Dans un contexte marqué par une déprise démographique durable et substantielle, touchant la quasi-totalité du territoire national, et d’attentes accrues des élus et acteurs locaux en matière de lisibilité, d’anticipation et de dialogue, il apparaît aujourd’hui opportun de généraliser et d’élargir cette démarche à tous les territoires, ruraux comme urbains, afin de disposer d’un cadre commun d’analyse et de prospective. En effet, entre 2019 et 2029, les écoles maternelles et élémentaires auront perdu un million d’élèves sur 6,7 millions. Il est donc indispensable, dans le cadre d’un dialogue renforcé avec les collectivités territoriales, de préparer notre système éducatif à cette transition.

I. Définition et ambition

L’observatoire des dynamiques rurales et territoriales (ODRT) est une instance départementale co-présidée par le préfet et l’IA-Dasen qui se réunit plusieurs fois par an. Il est installé dans tous les départements, en remplacement des ODR, et doit permettre d’objectiver les spécificités scolaires pour définir des actions partagées.
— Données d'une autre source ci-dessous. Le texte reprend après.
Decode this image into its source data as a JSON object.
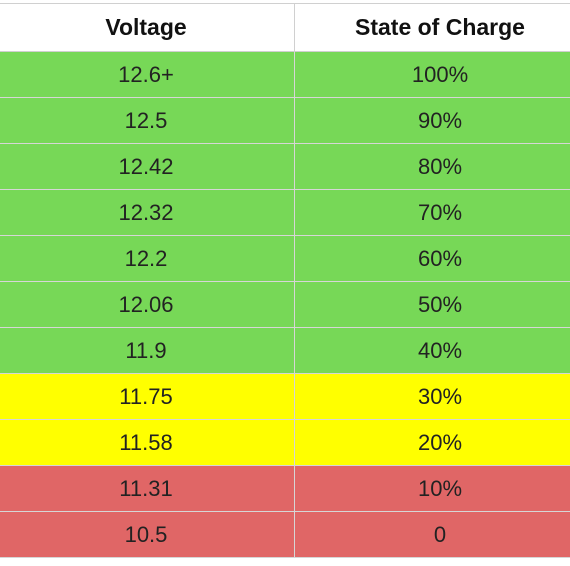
{
  "table": {
    "headers": [
      "Voltage",
      "State of Charge"
    ],
    "colors": {
      "green": "#77d857",
      "yellow": "#ffff00",
      "red": "#e06666"
    },
    "rows": [
      {
        "voltage": "12.6+",
        "charge": "100%",
        "level": "green"
      },
      {
        "voltage": "12.5",
        "charge": "90%",
        "level": "green"
      },
      {
        "voltage": "12.42",
        "charge": "80%",
        "level": "green"
      },
      {
        "voltage": "12.32",
        "charge": "70%",
        "level": "green"
      },
      {
        "voltage": "12.2",
        "charge": "60%",
        "level": "green"
      },
      {
        "voltage": "12.06",
        "charge": "50%",
        "level": "green"
      },
      {
        "voltage": "11.9",
        "charge": "40%",
        "level": "green"
      },
      {
        "voltage": "11.75",
        "charge": "30%",
        "level": "yellow"
      },
      {
        "voltage": "11.58",
        "charge": "20%",
        "level": "yellow"
      },
      {
        "voltage": "11.31",
        "charge": "10%",
        "level": "red"
      },
      {
        "voltage": "10.5",
        "charge": "0",
        "level": "red"
      }
    ]
  }
}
Par une approche prospective au minimum à un, trois et cinq ans, l’ODRT permettra de partager un diagnostic commun et d’anticiper les évolutions, d’en mesurer les effets et de nourrir une réflexion pluriannuelle et partenariale sur l’organisation territoriale, l’offre scolaire et les services associés, notamment de transport.

II. Missions

Le diagnostic porte notamment sur les évolutions démographiques, le maillage éducatif et l’accès aux services scolaires et périscolaires. Les dimensions sociales, sanitaires, sportives, culturelles et de mobilité sont également à intégrer tout comme l’orientation, l’accès à l’enseignement supérieur et l’insertion. Il s’agit de penser non seulement l’organisation territoriale mais aussi l’offre scolaire dans un contexte qui doit conduire à rechercher des organisations nouvelles pour répondre au défi de la déprise démographique, pouvant atteindre 30 % en moins de dix ans dans certains territoires.
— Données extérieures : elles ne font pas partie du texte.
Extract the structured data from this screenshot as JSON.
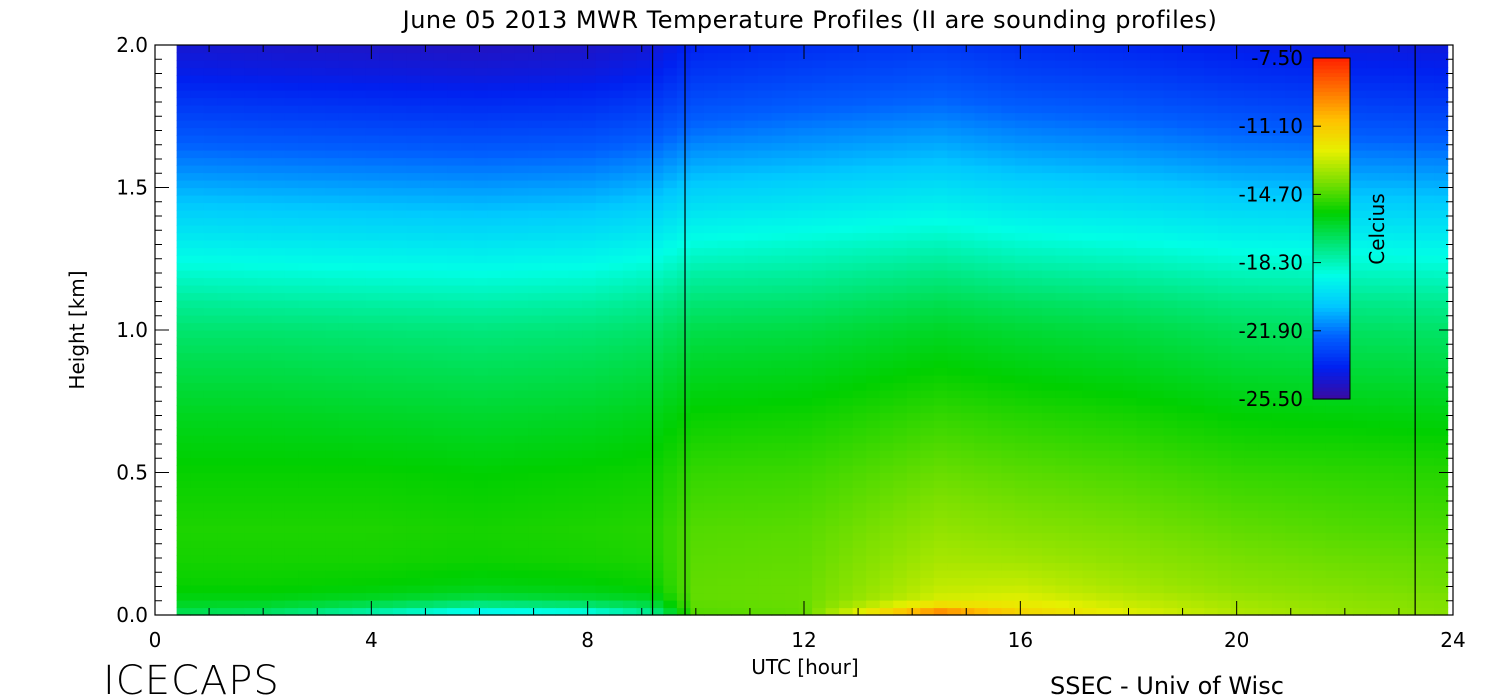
{
  "chart_data": {
    "type": "heatmap",
    "title": "June 05 2013 MWR Temperature Profiles (II are sounding profiles)",
    "xlabel": "UTC [hour]",
    "ylabel": "Height [km]",
    "xlim": [
      0,
      24
    ],
    "ylim": [
      0,
      2.0
    ],
    "x_ticks": [
      0,
      4,
      8,
      12,
      16,
      20,
      24
    ],
    "x_tick_labels": [
      "0",
      "4",
      "8",
      "12",
      "16",
      "20",
      "24"
    ],
    "y_ticks": [
      0.0,
      0.5,
      1.0,
      1.5,
      2.0
    ],
    "y_tick_labels": [
      "0.0",
      "0.5",
      "1.0",
      "1.5",
      "2.0"
    ],
    "data_x_range": [
      0.4,
      23.9
    ],
    "sounding_profiles_utc": [
      9.2,
      9.8,
      23.3
    ],
    "colorbar": {
      "label": "Celcius",
      "range": [
        -25.5,
        -7.5
      ],
      "tick_values": [
        -7.5,
        -11.1,
        -14.7,
        -18.3,
        -21.9,
        -25.5
      ],
      "tick_labels": [
        "-7.50",
        "-11.10",
        "-14.70",
        "-18.30",
        "-21.90",
        "-25.50"
      ],
      "colormap": [
        "#3a0aa0",
        "#0020f0",
        "#0060ff",
        "#00c8ff",
        "#00ffe6",
        "#00e676",
        "#00d000",
        "#7ce000",
        "#e6f000",
        "#ffc000",
        "#ff7000",
        "#ff2000"
      ]
    },
    "profile_height_km": [
      0.0,
      0.05,
      0.1,
      0.2,
      0.3,
      0.5,
      0.7,
      0.9,
      1.0,
      1.1,
      1.2,
      1.3,
      1.4,
      1.5,
      1.6,
      1.7,
      1.8,
      1.9,
      2.0
    ],
    "profiles": [
      {
        "utc": 0.5,
        "temps_c": [
          -17.0,
          -16.0,
          -15.6,
          -15.4,
          -15.3,
          -15.6,
          -16.1,
          -16.8,
          -17.2,
          -17.8,
          -18.6,
          -19.4,
          -20.2,
          -21.0,
          -21.8,
          -22.6,
          -23.3,
          -24.0,
          -24.5
        ]
      },
      {
        "utc": 2.0,
        "temps_c": [
          -17.3,
          -16.0,
          -15.6,
          -15.4,
          -15.3,
          -15.6,
          -16.1,
          -16.8,
          -17.2,
          -17.9,
          -18.7,
          -19.5,
          -20.3,
          -21.1,
          -21.9,
          -22.7,
          -23.4,
          -24.1,
          -24.6
        ]
      },
      {
        "utc": 4.0,
        "temps_c": [
          -18.5,
          -16.3,
          -15.7,
          -15.4,
          -15.3,
          -15.6,
          -16.2,
          -16.9,
          -17.3,
          -18.0,
          -18.8,
          -19.6,
          -20.4,
          -21.2,
          -22.0,
          -22.8,
          -23.5,
          -24.2,
          -24.7
        ]
      },
      {
        "utc": 6.0,
        "temps_c": [
          -20.0,
          -16.8,
          -15.9,
          -15.5,
          -15.4,
          -15.7,
          -16.3,
          -17.0,
          -17.4,
          -18.1,
          -18.9,
          -19.7,
          -20.5,
          -21.3,
          -22.1,
          -22.9,
          -23.6,
          -24.3,
          -24.8
        ]
      },
      {
        "utc": 8.0,
        "temps_c": [
          -19.5,
          -16.5,
          -15.8,
          -15.4,
          -15.3,
          -15.6,
          -16.2,
          -16.9,
          -17.3,
          -18.0,
          -18.8,
          -19.6,
          -20.4,
          -21.2,
          -22.0,
          -22.8,
          -23.5,
          -24.2,
          -24.7
        ]
      },
      {
        "utc": 9.2,
        "temps_c": [
          -18.0,
          -16.2,
          -15.6,
          -15.3,
          -15.2,
          -15.5,
          -16.0,
          -16.7,
          -17.1,
          -17.7,
          -18.5,
          -19.3,
          -20.1,
          -20.9,
          -21.7,
          -22.5,
          -23.2,
          -23.9,
          -24.4
        ]
      },
      {
        "utc": 10.0,
        "temps_c": [
          -14.6,
          -14.4,
          -14.4,
          -14.5,
          -14.6,
          -15.0,
          -15.6,
          -16.3,
          -16.7,
          -17.3,
          -18.0,
          -18.8,
          -19.6,
          -20.4,
          -21.2,
          -22.0,
          -22.7,
          -23.3,
          -23.8
        ]
      },
      {
        "utc": 12.0,
        "temps_c": [
          -14.4,
          -14.3,
          -14.3,
          -14.4,
          -14.5,
          -14.9,
          -15.5,
          -16.2,
          -16.6,
          -17.2,
          -17.9,
          -18.6,
          -19.4,
          -20.2,
          -21.0,
          -21.7,
          -22.4,
          -23.0,
          -23.5
        ]
      },
      {
        "utc": 14.5,
        "temps_c": [
          -8.8,
          -12.6,
          -13.0,
          -13.4,
          -13.7,
          -14.3,
          -15.0,
          -15.8,
          -16.2,
          -16.8,
          -17.5,
          -18.3,
          -19.1,
          -19.9,
          -20.7,
          -21.4,
          -22.1,
          -22.7,
          -23.2
        ]
      },
      {
        "utc": 16.0,
        "temps_c": [
          -11.2,
          -12.4,
          -12.9,
          -13.5,
          -13.9,
          -14.5,
          -15.2,
          -16.0,
          -16.4,
          -17.0,
          -17.8,
          -18.6,
          -19.4,
          -20.2,
          -21.0,
          -21.7,
          -22.4,
          -23.0,
          -23.5
        ]
      },
      {
        "utc": 18.0,
        "temps_c": [
          -12.4,
          -13.0,
          -13.4,
          -13.8,
          -14.1,
          -14.7,
          -15.4,
          -16.2,
          -16.6,
          -17.2,
          -18.0,
          -18.8,
          -19.6,
          -20.4,
          -21.2,
          -21.9,
          -22.6,
          -23.2,
          -23.7
        ]
      },
      {
        "utc": 20.0,
        "temps_c": [
          -13.2,
          -13.5,
          -13.8,
          -14.1,
          -14.4,
          -15.0,
          -15.7,
          -16.5,
          -16.9,
          -17.5,
          -18.3,
          -19.1,
          -19.9,
          -20.7,
          -21.5,
          -22.2,
          -22.9,
          -23.5,
          -24.0
        ]
      },
      {
        "utc": 22.0,
        "temps_c": [
          -13.6,
          -13.8,
          -14.0,
          -14.3,
          -14.6,
          -15.1,
          -15.8,
          -16.6,
          -17.0,
          -17.6,
          -18.4,
          -19.2,
          -20.0,
          -20.8,
          -21.6,
          -22.4,
          -23.1,
          -23.7,
          -24.2
        ]
      },
      {
        "utc": 23.9,
        "temps_c": [
          -13.9,
          -14.0,
          -14.2,
          -14.4,
          -14.7,
          -15.2,
          -15.9,
          -16.7,
          -17.1,
          -17.7,
          -18.5,
          -19.3,
          -20.1,
          -20.9,
          -21.7,
          -22.5,
          -23.2,
          -23.8,
          -24.3
        ]
      }
    ]
  },
  "footer": {
    "left_brand": "ICECAPS",
    "right_credit": "SSEC - Univ of Wisc"
  }
}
III. Gouvernance et articulation institutionnelle

L’ODRT bénéficie d’une souplesse de mise en œuvre, permettant des déclinaisons infra-départementales, notamment à l’échelle des réseaux pédagogiques, des bassins de vie, des périmètres intercommunaux. Des groupes de travail thématiques, définis localement, contribueront aussi à une juste articulation avec les autres politiques publiques territoriales.
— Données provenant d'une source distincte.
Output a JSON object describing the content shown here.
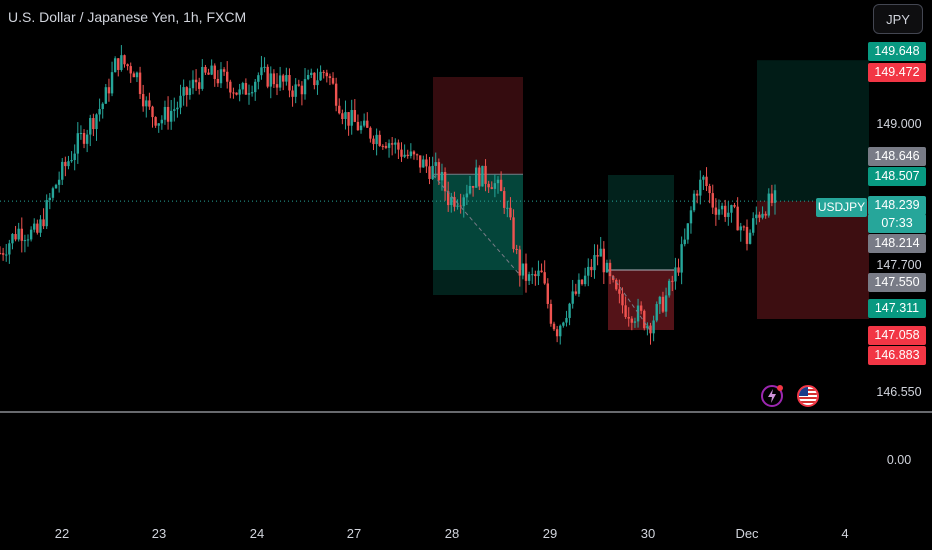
{
  "header": {
    "title": "U.S. Dollar / Japanese Yen, 1h, FXCM",
    "currency_button": "JPY"
  },
  "symbol_tag": "USDJPY",
  "price_labels": [
    {
      "text": "149.648",
      "color": "#089981"
    },
    {
      "text": "149.472",
      "color": "#f23645"
    },
    {
      "text": "148.646",
      "color": "#787b86"
    },
    {
      "text": "148.507",
      "color": "#089981"
    },
    {
      "text": "148.239",
      "color": "#26a69a"
    },
    {
      "text": "07:33",
      "color": "#26a69a"
    },
    {
      "text": "148.214",
      "color": "#787b86"
    },
    {
      "text": "147.550",
      "color": "#787b86"
    },
    {
      "text": "147.311",
      "color": "#089981"
    },
    {
      "text": "147.058",
      "color": "#f23645"
    },
    {
      "text": "146.883",
      "color": "#f23645"
    }
  ],
  "axis_labels": [
    "149.000",
    "147.700",
    "146.550",
    "0.00"
  ],
  "icons": [
    "lightning-icon",
    "us-flag-icon"
  ],
  "chart_data": {
    "type": "candlestick",
    "symbol": "USDJPY",
    "timeframe": "1h",
    "x_tick_labels": [
      "22",
      "23",
      "24",
      "27",
      "28",
      "29",
      "30",
      "Dec",
      "4"
    ],
    "y_range": [
      146.45,
      149.85
    ],
    "last_price": 148.239,
    "close_path": [
      [
        0,
        147.72
      ],
      [
        0.3,
        147.95
      ],
      [
        0.6,
        147.9
      ],
      [
        0.9,
        148.4
      ],
      [
        1.2,
        148.75
      ],
      [
        1.4,
        148.95
      ],
      [
        1.7,
        149.25
      ],
      [
        1.9,
        149.65
      ],
      [
        2.2,
        149.55
      ],
      [
        2.4,
        149.15
      ],
      [
        2.6,
        149.05
      ],
      [
        2.9,
        149.2
      ],
      [
        3.2,
        149.45
      ],
      [
        3.4,
        149.5
      ],
      [
        3.7,
        149.45
      ],
      [
        3.9,
        149.3
      ],
      [
        4.2,
        149.5
      ],
      [
        4.5,
        149.45
      ],
      [
        4.8,
        149.35
      ],
      [
        5.1,
        149.45
      ],
      [
        5.3,
        149.55
      ],
      [
        5.6,
        149.1
      ],
      [
        5.9,
        148.95
      ],
      [
        6.3,
        148.85
      ],
      [
        6.6,
        148.7
      ],
      [
        6.9,
        148.6
      ],
      [
        7.15,
        148.5
      ],
      [
        7.3,
        148.25
      ],
      [
        7.5,
        148.3
      ],
      [
        7.75,
        148.5
      ],
      [
        8.0,
        148.45
      ],
      [
        8.2,
        148.25
      ],
      [
        8.45,
        147.55
      ],
      [
        8.6,
        147.45
      ],
      [
        8.8,
        147.5
      ],
      [
        8.95,
        147.1
      ],
      [
        9.05,
        146.95
      ],
      [
        9.2,
        147.15
      ],
      [
        9.35,
        147.3
      ],
      [
        9.55,
        147.5
      ],
      [
        9.75,
        147.75
      ],
      [
        9.9,
        147.45
      ],
      [
        10.05,
        147.25
      ],
      [
        10.2,
        147.15
      ],
      [
        10.4,
        147.1
      ],
      [
        10.55,
        147.0
      ],
      [
        10.7,
        147.15
      ],
      [
        10.85,
        147.3
      ],
      [
        11.0,
        147.55
      ],
      [
        11.15,
        147.85
      ],
      [
        11.3,
        148.35
      ],
      [
        11.45,
        148.45
      ],
      [
        11.6,
        148.2
      ],
      [
        11.8,
        148.15
      ],
      [
        12.0,
        148.05
      ],
      [
        12.15,
        147.85
      ],
      [
        12.3,
        148.1
      ],
      [
        12.45,
        148.2
      ],
      [
        12.6,
        148.24
      ]
    ],
    "positions": [
      {
        "type": "short",
        "x_range": [
          8.4,
          8.95
        ],
        "entry": 148.507,
        "stop": 149.48,
        "target": 147.31
      },
      {
        "type": "long",
        "x_range": [
          8.4,
          8.95
        ],
        "entry": 148.507,
        "stop": 147.3,
        "target": 148.507
      },
      {
        "type": "long",
        "x_range": [
          10.1,
          10.5
        ],
        "entry": 147.55,
        "stop": 146.95,
        "target": 148.5
      },
      {
        "type": "long",
        "x_range": [
          12.4,
          13.1
        ],
        "entry": 148.239,
        "stop": 147.06,
        "target": 149.648
      }
    ],
    "dotted_line": 148.239,
    "grid": false
  }
}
IV. Accompagnement national

Les ministères signataires assurent un accompagnement national, comprenant la mise à disposition d’outils méthodologiques, l’animation du réseau des co-présidents et un suivi des ODRT dans les départements.

Le ministre de l’Éducation nationale, Edouard Geffray
Le ministre de l’Intérieur, Laurent Nunez

La FSU-SNUipp47 porte la volonté d’une transparence des décisions de carte scolaire et la nécessité d’un égal accès au service public d’éducation pour les élèves dans l’ensemble du territoire français.